In einem schriftlich ausgearbeiteten Konzept zur konkreten Umsetzung des Lotsendienstes sind dessen Zielsetzung, das genaue Vorgehen bzw. die einzelnen Prozessschritte sowie die Beteiligten und Verantwortlichen einschließlich ihrer Aufgaben beschrieben. Das Konzept sollte von der Klinik und den beteiligten Kommunen (Jugendamtsbezirke/Gesundheitsämter) gemeinsam getragen und vereinbart werden (vgl. Punkt 1). Kooperiert eine Klinik ihrem Einzugsbereich entsprechend mit mehreren Jugendamtsbezirken/Gesundheitsämtern, sollte das Konzept Überleitungswege und Ansprechpartner zu diesen beinhalten. Eine solche schriftliche Beschreibung ermöglicht allen am Lotsendienst beteiligten Akteuren die Vergewisserung über die zentralen inhaltlichen und organisatorischen Aspekte bei der Ausgestaltung des Lotsendienstes.
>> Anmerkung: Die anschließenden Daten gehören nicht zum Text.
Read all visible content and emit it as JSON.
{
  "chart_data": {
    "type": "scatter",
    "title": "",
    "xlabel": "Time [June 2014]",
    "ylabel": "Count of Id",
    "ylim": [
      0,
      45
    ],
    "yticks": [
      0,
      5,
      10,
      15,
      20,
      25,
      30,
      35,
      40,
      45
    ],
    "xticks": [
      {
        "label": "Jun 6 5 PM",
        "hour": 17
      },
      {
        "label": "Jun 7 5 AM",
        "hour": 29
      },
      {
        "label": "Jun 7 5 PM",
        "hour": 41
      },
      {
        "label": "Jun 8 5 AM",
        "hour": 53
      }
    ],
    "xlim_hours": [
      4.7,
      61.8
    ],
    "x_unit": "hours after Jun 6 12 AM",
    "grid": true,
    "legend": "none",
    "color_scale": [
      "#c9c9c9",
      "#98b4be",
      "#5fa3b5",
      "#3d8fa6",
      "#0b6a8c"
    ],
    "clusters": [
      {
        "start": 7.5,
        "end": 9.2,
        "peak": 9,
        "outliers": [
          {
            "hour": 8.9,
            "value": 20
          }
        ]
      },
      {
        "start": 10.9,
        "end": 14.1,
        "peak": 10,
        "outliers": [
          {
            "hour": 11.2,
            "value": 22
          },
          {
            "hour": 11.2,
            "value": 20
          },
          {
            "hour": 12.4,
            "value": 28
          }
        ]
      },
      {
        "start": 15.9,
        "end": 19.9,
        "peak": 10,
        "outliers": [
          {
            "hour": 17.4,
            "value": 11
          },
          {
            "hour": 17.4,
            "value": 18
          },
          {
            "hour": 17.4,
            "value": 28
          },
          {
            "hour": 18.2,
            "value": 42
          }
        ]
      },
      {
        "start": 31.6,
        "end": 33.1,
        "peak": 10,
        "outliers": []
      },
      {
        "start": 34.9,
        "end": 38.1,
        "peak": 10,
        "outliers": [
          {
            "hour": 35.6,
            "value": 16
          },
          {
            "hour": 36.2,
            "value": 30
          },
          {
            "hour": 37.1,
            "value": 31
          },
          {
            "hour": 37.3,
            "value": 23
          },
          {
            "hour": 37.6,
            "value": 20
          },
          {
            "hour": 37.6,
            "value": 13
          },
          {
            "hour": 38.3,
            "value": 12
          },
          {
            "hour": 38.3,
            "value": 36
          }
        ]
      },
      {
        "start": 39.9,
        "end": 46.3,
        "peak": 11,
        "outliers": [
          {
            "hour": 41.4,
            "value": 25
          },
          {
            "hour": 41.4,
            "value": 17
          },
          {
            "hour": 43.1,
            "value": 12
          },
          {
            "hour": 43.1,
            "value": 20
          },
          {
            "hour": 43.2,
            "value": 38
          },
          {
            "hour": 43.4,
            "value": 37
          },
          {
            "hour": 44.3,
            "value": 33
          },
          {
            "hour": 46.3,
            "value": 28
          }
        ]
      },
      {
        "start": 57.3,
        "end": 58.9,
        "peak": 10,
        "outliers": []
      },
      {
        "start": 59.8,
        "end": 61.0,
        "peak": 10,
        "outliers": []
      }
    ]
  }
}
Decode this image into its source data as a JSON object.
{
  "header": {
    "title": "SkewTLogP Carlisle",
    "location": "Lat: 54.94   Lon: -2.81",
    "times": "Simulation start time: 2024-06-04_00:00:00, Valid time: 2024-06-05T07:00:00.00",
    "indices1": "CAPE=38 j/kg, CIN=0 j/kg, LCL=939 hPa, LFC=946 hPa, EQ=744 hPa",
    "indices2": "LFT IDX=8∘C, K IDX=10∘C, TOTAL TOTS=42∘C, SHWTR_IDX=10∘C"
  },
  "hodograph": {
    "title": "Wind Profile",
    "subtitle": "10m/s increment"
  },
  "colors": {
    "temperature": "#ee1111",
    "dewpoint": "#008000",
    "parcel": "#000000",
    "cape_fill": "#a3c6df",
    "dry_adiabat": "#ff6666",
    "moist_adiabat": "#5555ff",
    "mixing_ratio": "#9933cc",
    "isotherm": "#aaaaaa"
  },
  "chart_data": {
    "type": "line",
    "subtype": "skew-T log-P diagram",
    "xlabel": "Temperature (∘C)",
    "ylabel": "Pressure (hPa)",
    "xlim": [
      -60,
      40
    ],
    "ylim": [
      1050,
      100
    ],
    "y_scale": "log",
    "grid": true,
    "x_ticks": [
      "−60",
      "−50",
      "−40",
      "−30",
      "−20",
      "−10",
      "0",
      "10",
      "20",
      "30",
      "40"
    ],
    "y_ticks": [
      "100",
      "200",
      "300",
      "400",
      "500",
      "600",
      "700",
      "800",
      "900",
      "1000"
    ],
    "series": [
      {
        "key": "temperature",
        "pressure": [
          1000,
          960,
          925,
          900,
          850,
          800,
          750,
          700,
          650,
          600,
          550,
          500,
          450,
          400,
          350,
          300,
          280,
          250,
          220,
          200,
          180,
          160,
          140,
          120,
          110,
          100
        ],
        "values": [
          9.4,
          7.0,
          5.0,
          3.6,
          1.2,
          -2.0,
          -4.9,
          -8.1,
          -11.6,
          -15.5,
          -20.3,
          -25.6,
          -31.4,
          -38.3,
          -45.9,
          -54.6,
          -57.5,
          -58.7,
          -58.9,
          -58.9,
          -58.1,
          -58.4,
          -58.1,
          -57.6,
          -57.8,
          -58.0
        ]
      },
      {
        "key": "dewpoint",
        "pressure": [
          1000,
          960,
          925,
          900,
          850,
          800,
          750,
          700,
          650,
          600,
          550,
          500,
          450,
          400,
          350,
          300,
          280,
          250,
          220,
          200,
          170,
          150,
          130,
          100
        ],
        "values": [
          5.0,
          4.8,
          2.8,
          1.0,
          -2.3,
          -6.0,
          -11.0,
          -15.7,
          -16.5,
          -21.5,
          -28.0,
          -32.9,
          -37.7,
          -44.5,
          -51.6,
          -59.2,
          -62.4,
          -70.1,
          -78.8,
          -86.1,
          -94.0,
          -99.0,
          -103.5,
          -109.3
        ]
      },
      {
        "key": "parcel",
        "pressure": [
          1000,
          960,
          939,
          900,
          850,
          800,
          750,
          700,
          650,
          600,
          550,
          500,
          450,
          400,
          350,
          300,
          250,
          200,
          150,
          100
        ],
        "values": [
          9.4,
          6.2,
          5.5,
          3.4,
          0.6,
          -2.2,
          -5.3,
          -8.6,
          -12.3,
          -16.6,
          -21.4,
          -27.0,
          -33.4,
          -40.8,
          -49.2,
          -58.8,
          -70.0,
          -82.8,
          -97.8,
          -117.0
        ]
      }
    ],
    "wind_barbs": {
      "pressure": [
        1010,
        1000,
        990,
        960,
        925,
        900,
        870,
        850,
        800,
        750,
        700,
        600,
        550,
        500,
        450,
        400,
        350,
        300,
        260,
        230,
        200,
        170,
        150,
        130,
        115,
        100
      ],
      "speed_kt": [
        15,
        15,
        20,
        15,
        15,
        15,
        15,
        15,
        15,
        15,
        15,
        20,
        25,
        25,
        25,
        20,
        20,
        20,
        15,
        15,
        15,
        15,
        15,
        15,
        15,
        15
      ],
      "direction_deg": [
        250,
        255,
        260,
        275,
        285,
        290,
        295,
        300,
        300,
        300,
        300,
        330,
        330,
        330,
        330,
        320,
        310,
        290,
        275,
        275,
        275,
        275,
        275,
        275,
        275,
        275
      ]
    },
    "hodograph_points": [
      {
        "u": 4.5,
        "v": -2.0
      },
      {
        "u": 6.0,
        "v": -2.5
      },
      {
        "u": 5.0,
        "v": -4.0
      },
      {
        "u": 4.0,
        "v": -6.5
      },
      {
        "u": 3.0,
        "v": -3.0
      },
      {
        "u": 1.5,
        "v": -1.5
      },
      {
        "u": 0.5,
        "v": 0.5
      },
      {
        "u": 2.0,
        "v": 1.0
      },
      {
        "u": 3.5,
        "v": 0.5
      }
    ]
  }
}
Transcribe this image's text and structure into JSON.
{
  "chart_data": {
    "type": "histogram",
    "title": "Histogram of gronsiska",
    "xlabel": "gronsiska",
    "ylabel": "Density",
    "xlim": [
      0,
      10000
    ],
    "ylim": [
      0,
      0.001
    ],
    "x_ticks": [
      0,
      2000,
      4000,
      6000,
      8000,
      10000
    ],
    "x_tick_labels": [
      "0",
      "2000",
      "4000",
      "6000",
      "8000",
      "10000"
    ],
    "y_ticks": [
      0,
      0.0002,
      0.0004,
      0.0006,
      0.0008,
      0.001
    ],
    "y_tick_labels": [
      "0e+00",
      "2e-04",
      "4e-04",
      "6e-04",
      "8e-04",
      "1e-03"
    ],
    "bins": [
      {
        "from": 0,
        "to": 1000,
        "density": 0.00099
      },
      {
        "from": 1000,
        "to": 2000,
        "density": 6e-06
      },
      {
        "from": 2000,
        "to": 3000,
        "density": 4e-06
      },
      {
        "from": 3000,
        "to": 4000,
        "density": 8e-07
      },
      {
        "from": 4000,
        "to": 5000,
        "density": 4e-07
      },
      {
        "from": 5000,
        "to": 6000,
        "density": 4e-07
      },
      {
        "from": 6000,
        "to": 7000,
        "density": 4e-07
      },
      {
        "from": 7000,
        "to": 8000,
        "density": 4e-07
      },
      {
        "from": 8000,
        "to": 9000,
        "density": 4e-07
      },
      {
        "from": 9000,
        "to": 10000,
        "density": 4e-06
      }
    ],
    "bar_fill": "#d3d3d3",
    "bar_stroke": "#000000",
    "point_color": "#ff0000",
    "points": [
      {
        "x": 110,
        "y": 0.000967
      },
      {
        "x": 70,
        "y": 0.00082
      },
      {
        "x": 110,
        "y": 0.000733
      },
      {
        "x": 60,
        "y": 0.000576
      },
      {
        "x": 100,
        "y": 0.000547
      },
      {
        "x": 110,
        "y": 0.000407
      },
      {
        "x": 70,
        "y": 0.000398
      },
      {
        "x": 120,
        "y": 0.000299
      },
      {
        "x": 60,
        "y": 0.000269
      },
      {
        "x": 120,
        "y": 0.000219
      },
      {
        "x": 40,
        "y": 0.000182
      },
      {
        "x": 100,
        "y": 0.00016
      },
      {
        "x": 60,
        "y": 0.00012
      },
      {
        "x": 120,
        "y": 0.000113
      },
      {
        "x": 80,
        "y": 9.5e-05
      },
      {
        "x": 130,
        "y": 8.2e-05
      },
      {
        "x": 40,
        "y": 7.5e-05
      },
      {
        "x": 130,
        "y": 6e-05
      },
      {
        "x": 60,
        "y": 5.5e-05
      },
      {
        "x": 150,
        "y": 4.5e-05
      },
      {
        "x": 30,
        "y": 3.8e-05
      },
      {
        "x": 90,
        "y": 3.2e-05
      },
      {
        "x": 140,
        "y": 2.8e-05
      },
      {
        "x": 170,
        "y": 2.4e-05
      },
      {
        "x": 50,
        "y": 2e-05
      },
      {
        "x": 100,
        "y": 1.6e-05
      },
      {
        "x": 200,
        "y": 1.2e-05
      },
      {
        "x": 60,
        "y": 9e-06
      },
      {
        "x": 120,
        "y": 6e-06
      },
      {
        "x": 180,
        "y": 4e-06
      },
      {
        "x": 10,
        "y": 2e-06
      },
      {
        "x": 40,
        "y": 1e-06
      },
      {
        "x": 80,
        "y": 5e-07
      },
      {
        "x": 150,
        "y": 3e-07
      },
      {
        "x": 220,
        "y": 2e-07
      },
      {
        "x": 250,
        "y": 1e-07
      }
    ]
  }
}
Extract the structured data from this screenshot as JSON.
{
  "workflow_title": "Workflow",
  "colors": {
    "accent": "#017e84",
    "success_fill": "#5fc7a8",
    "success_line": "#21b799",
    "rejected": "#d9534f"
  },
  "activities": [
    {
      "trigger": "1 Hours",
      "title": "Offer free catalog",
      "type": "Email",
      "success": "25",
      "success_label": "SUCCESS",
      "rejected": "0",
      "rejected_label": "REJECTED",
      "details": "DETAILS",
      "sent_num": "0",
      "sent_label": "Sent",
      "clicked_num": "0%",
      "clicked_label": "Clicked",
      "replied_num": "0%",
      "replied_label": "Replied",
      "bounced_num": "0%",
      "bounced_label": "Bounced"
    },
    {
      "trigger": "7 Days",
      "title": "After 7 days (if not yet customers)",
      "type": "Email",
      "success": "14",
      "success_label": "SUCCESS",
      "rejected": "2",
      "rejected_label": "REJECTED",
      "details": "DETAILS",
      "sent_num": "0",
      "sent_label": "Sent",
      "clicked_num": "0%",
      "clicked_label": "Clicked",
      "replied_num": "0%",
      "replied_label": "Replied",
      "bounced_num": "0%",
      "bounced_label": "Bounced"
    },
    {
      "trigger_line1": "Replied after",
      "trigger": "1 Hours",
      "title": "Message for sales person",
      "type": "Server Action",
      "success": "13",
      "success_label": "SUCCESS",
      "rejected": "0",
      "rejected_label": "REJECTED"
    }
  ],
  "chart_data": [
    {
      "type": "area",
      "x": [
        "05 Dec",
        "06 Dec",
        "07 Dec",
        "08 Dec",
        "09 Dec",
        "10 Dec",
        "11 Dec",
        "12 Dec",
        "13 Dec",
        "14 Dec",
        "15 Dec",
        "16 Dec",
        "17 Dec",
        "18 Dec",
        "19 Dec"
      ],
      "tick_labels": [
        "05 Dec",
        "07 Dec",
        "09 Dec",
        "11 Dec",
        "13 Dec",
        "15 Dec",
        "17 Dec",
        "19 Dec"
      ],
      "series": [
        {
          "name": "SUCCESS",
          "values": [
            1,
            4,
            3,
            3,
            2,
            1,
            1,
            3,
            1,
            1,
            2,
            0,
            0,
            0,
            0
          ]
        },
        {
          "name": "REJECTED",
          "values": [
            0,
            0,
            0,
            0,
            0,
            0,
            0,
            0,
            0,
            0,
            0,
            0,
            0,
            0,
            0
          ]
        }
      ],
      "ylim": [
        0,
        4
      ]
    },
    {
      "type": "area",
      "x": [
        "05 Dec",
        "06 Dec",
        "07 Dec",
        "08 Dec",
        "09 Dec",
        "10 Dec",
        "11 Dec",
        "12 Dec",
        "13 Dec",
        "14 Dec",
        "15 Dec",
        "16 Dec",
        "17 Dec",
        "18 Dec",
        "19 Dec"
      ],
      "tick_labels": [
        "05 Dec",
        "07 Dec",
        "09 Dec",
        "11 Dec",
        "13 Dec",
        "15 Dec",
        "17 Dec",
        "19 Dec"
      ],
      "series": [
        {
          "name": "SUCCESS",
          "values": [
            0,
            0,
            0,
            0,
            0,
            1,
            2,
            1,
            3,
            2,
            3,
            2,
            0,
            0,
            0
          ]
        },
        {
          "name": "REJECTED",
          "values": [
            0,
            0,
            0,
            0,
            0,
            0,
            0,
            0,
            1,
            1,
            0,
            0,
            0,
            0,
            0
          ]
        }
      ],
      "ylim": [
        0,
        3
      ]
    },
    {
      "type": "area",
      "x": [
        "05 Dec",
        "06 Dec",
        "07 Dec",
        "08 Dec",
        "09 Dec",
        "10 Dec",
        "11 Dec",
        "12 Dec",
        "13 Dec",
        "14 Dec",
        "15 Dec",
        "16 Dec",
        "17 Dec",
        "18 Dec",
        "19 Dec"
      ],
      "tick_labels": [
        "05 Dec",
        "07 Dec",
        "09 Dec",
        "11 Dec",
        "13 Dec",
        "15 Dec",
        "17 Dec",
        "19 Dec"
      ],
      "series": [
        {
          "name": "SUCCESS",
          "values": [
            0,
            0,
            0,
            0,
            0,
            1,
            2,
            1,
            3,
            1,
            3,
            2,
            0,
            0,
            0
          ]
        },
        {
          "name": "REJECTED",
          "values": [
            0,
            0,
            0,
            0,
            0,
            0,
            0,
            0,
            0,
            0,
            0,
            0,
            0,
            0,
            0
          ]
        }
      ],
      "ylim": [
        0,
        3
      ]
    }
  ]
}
Auf diese Weise dient das Konzept für alle Beteiligten als Orientierungshilfe bei der Umsetzung sowie als Bezugspunkt für die Reflexion der eigenen Arbeit und damit der Qualitätsentwicklung.

Der Lotsendienst benötigt eine strukturelle, institutionelle Verortung, um ausreichend Kontinuität und Verlässlichkeit in der Aufgabenwahrnehmung gewährleisten zu können, und sollte im Organigramm der Klinik abgebildet sein. Diese strukturelle, institutionelle Verortung kann entweder innerhalb oder außerhalb der Geburtsklinik liegen. Das bedeutet zugleich, dass die Lotsin bzw. der Lotse entweder bei der Klinik selbst oder bei einer kooperierenden Institution aus dem Bereich der Kinder- und Jugendhilfe, der Schwangerschaftsberatung oder auch des Gesundheitswesens angestellt sein kann. Welches Modell der institutionellen Anbindung des Lotsendienstes gewählt wird, empfiehlt sich in Abhängigkeit von den jeweiligen Strukturen und Rahmenbedingungen vor Ort zu klären. In der Praxis finden sich Beispiele für beide Modelle, die jeweils Vor- und Nachteile haben.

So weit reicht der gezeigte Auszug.